To address the poor adaptability of conventional methods, weak coordination among virtual components, and difficulty in guaranteeing stability under uncertainty in robotic manipulator control, this paper proposes an online adaptive virtual model control framework integrating large language models (LLMs) with Lyapunov-constrained reinforcement learning. The LLM enables high-level task reasoning and coordinated scheduling of multiple virtual components, generating interpretable policy priors; meanwhile, Lyapunov constraints ensure real-time stability and safe adaptive learning. Evaluated on a 7-DoF Panda simulation platform, the method effectively mitigates the trade-off between compliance and stability in dynamic tasks. It achieves a 42% improvement in sample efficiency and a 31% increase in task success rate, while ensuring strong robustness, high interpretability, and theoretical safety guarantees.

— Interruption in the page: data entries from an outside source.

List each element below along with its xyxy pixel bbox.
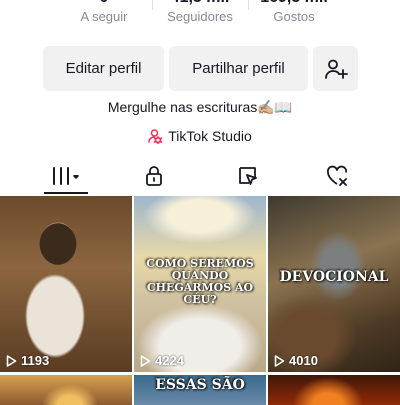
profile-actions: Editar perfil Partilhar perfil xyxy=(0,46,400,91)
following-count: 0 xyxy=(49,0,159,8)
play-icon xyxy=(274,354,285,367)
profile-tabs xyxy=(0,158,400,196)
video-overlay-text: DEVOCIONAL xyxy=(279,269,389,285)
tagged-icon xyxy=(239,167,257,185)
following-stat[interactable]: 0 A seguir xyxy=(49,0,159,25)
share-profile-button[interactable]: Partilhar perfil xyxy=(169,46,308,91)
view-count-value: 1193 xyxy=(21,353,50,368)
likes-label: Gostos xyxy=(273,9,315,24)
profile-stats: 0 A seguir 41,5 mil Seguidores 169,5 mil… xyxy=(0,0,400,36)
studio-label: TikTok Studio xyxy=(168,128,252,144)
edit-profile-button[interactable]: Editar perfil xyxy=(43,46,164,91)
grid-icon xyxy=(53,167,79,185)
video-thumbnail[interactable]: ESSAS SÃO xyxy=(134,375,266,405)
add-person-icon xyxy=(324,59,348,79)
tab-videos[interactable] xyxy=(36,158,96,194)
lock-icon xyxy=(146,166,162,186)
likes-count: 169,5 mil xyxy=(239,0,349,8)
view-count: 1193 xyxy=(6,353,49,368)
tiktok-studio-link[interactable]: TikTok Studio xyxy=(0,126,400,146)
add-friend-button[interactable] xyxy=(313,46,358,91)
profile-bio: Mergulhe nas escrituras✍🏼📖 xyxy=(107,99,293,115)
video-thumbnail[interactable] xyxy=(0,375,132,405)
video-overlay-text: COMO SEREMOS QUANDO CHEGARMOS AO CÉU? xyxy=(146,257,254,307)
tab-private[interactable] xyxy=(124,158,184,194)
play-icon xyxy=(140,354,151,367)
video-thumbnail[interactable] xyxy=(268,375,400,405)
view-count: 4010 xyxy=(274,353,318,368)
view-count-value: 4010 xyxy=(289,353,318,368)
view-count: 4224 xyxy=(140,353,184,368)
video-grid: 1193 COMO SEREMOS QUANDO CHEGARMOS AO CÉ… xyxy=(0,196,400,405)
video-thumbnail[interactable]: COMO SEREMOS QUANDO CHEGARMOS AO CÉU? 42… xyxy=(134,196,266,372)
tab-liked[interactable] xyxy=(308,158,368,194)
tab-tagged[interactable] xyxy=(218,158,278,194)
likes-stat[interactable]: 169,5 mil Gostos xyxy=(239,0,349,25)
active-tab-indicator xyxy=(44,192,88,194)
video-thumbnail[interactable]: DEVOCIONAL 4010 xyxy=(268,196,400,372)
play-icon xyxy=(6,354,17,367)
video-overlay-text: ESSAS SÃO xyxy=(155,377,245,393)
liked-heart-icon xyxy=(326,165,348,186)
studio-icon xyxy=(148,129,163,144)
video-thumbnail[interactable]: 1193 xyxy=(0,196,132,372)
following-label: A seguir xyxy=(80,9,128,24)
view-count-value: 4224 xyxy=(155,353,184,368)
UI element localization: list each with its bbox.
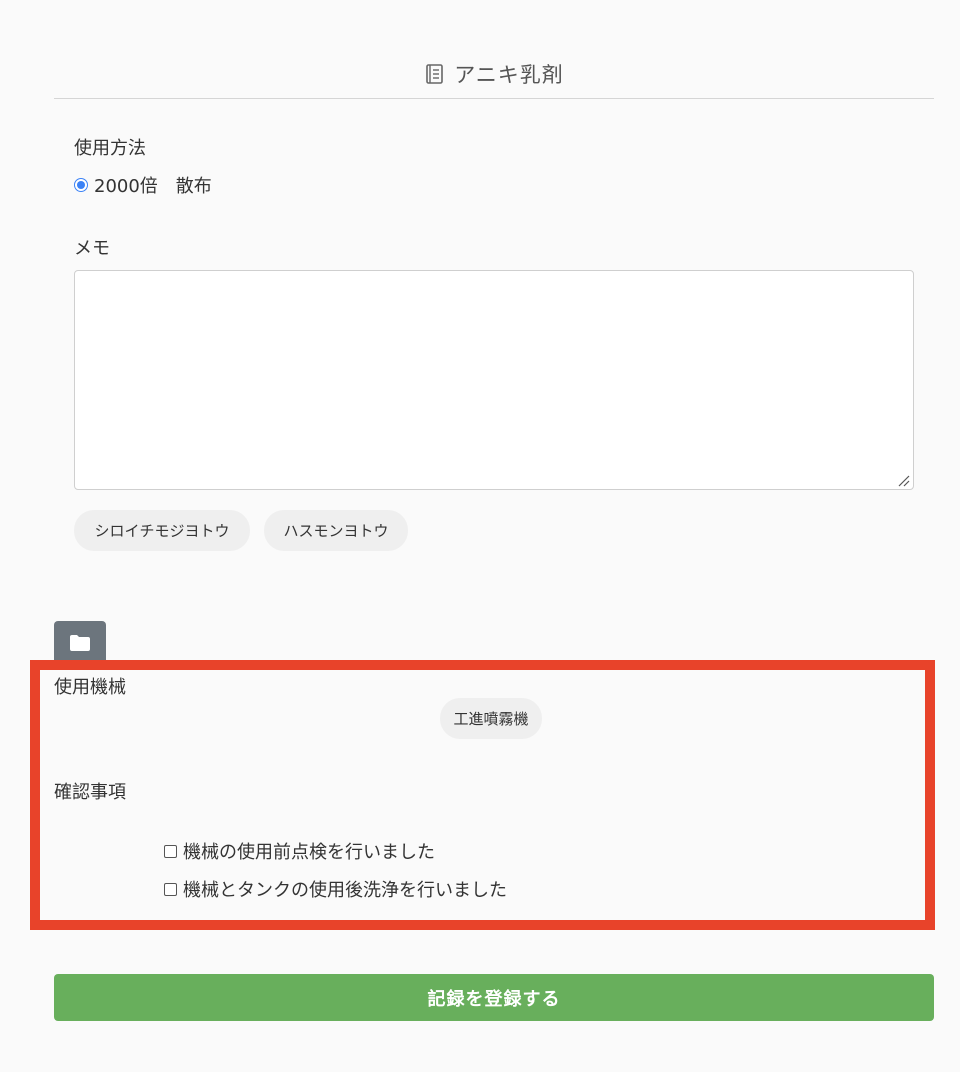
confirm-item[interactable]: 機械とタンクの使用後洗浄を行いました (164, 876, 507, 902)
confirm-checkbox[interactable] (164, 882, 177, 896)
memo-chip[interactable]: ハスモンヨトウ (264, 510, 408, 551)
confirm-item-label: 機械の使用前点検を行いました (183, 842, 435, 863)
memo-label: メモ (74, 238, 110, 259)
confirm-item-label: 機械とタンクの使用後洗浄を行いました (183, 880, 507, 901)
page-title: アニキ乳剤 (454, 63, 564, 87)
machine-chip[interactable]: 工進噴霧機 (440, 698, 542, 739)
usage-option[interactable]: 2000倍 散布 (74, 172, 212, 198)
usage-label: 使用方法 (74, 138, 146, 159)
memo-chip[interactable]: シロイチモジヨトウ (74, 510, 250, 551)
submit-button[interactable]: 記録を登録する (54, 974, 934, 1021)
confirm-checkbox[interactable] (164, 844, 177, 858)
book-icon (424, 63, 446, 85)
confirm-item[interactable]: 機械の使用前点検を行いました (164, 838, 435, 864)
machine-label: 使用機械 (54, 677, 126, 698)
usage-option-label: 2000倍 散布 (94, 176, 212, 197)
page-header: アニキ乳剤 (54, 52, 934, 99)
folder-button[interactable] (54, 621, 106, 669)
confirm-label: 確認事項 (54, 782, 126, 803)
resize-handle-icon[interactable] (896, 472, 910, 487)
folder-icon (69, 634, 91, 656)
memo-textarea[interactable] (74, 270, 914, 490)
usage-radio[interactable] (74, 178, 88, 192)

Robotic arms are increasingly deployed in uncertain environments, yet conventional control pipelines often become rigid and brittle when exposed to perturbations or incomplete information. Virtual Model Control (VMC) enables compliant behaviors by embedding virtual forces and mapping them into joint torques, but its reliance on fixed parameters and limited coordination among virtual components constrains adaptability and may undermine stability as task objectives evolve. To address these limitations, we propose Adaptive VMC with Large Language Model (LLM)- and Lyapunov-Based Reinforcement Learning (RL), which preserves the physical interpretability of VMC while supporting stability-guaranteed online adaptation. The LLM provides structured priors and high-level reasoning that enhance coordination among virtual components, improve sample efficiency, and facilitate flexible adjustment to varying task requirements. Complementarily, Lyapunov-based RL enforces theoretical stability constraints, ensuring safe and reliable adaptation under uncertainty. Extensive simulations on a 7-DoF Panda arm demonstrate that our approach effectively balances competing objectives in dynamic tasks, achieving superior performance while highlighting the synergistic benefits of LLM guidance and Lyapunov-constrained adaptation.